Department of Pathology, Feinberg School of Medicine, Northwestern University, Chicago, IL, USA.

Department of Pathology, Feinberg School of Medicine, Northwestern University, Chicago, IL, USA.

出版信息

Exp Hematol. 2016 Oct;44(10):975-81. doi: 10.1016/j.exphem.2016.06.249. Epub 2016 Jun 27.

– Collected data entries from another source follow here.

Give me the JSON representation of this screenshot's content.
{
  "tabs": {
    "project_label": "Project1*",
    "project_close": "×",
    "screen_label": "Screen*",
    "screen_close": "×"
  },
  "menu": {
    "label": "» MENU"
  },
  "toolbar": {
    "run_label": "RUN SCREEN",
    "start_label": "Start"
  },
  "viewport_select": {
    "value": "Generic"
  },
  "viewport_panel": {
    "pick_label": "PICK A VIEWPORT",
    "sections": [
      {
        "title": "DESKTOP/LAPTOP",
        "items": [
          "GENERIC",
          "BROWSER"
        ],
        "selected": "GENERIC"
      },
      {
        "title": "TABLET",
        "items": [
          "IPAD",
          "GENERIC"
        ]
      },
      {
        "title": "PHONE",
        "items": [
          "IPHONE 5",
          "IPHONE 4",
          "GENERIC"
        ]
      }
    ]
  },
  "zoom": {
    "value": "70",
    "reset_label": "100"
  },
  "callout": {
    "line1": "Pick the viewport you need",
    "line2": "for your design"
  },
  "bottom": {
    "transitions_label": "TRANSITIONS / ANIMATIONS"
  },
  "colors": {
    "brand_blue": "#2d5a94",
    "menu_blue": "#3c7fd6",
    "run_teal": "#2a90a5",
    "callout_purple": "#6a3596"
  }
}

DOI:10.1016/j.exphem.2016.06.249
PMID:27364565
原文链接:https://pmc.ncbi.nlm.nih.gov/articles/PMC5035599/
Abstract

Differentiating erythroblasts are exposed to an oxidative environment. The dynamics of oxidative status during terminal erythropoiesis and how they affect cell differentiation in response to erythropoietin (Epo) are unclear. Here, we show that Epo induces reactive oxygen species (ROS) production in the early stages of terminal erythropoiesis. The levels of ROS correlate with CD71 surface expression and the uptake of iron and transferrin. ROS decreases in the late stages of terminal erythropoiesis, when the cells are preparing for enucleation. Consistently, treatment of erythroblasts with a low dose (5 mM) of N-acetyl-cysteine (NAC), a ROS scavenger, promotes enucleation. However, a high dose (20 mM) of NAC leads to significant cell death. Our study reveals an important function of Epo in regulating the dynamics of oxidative status and enucleation.

摘要

正在分化的成红细胞处于氧化环境中。终末红细胞生成过程中氧化状态的动态变化以及它们如何响应促红细胞生成素(Epo)影响细胞分化尚不清楚。在此,我们表明Epo在终末红细胞生成的早期阶段诱导活性氧(ROS)的产生。ROS水平与CD71表面表达以及铁和转铁蛋白的摄取相关。当细胞准备去核时,ROS在终末红细胞生成的后期阶段减少。一致地,用低剂量(5 mM)的ROS清除剂N-乙酰半胱氨酸(NAC)处理成红细胞可促进去核。然而,高剂量(20 mM)的NAC会导致显著的细胞死亡。我们的研究揭示了Epo在调节氧化状态和去核动态方面的重要功能。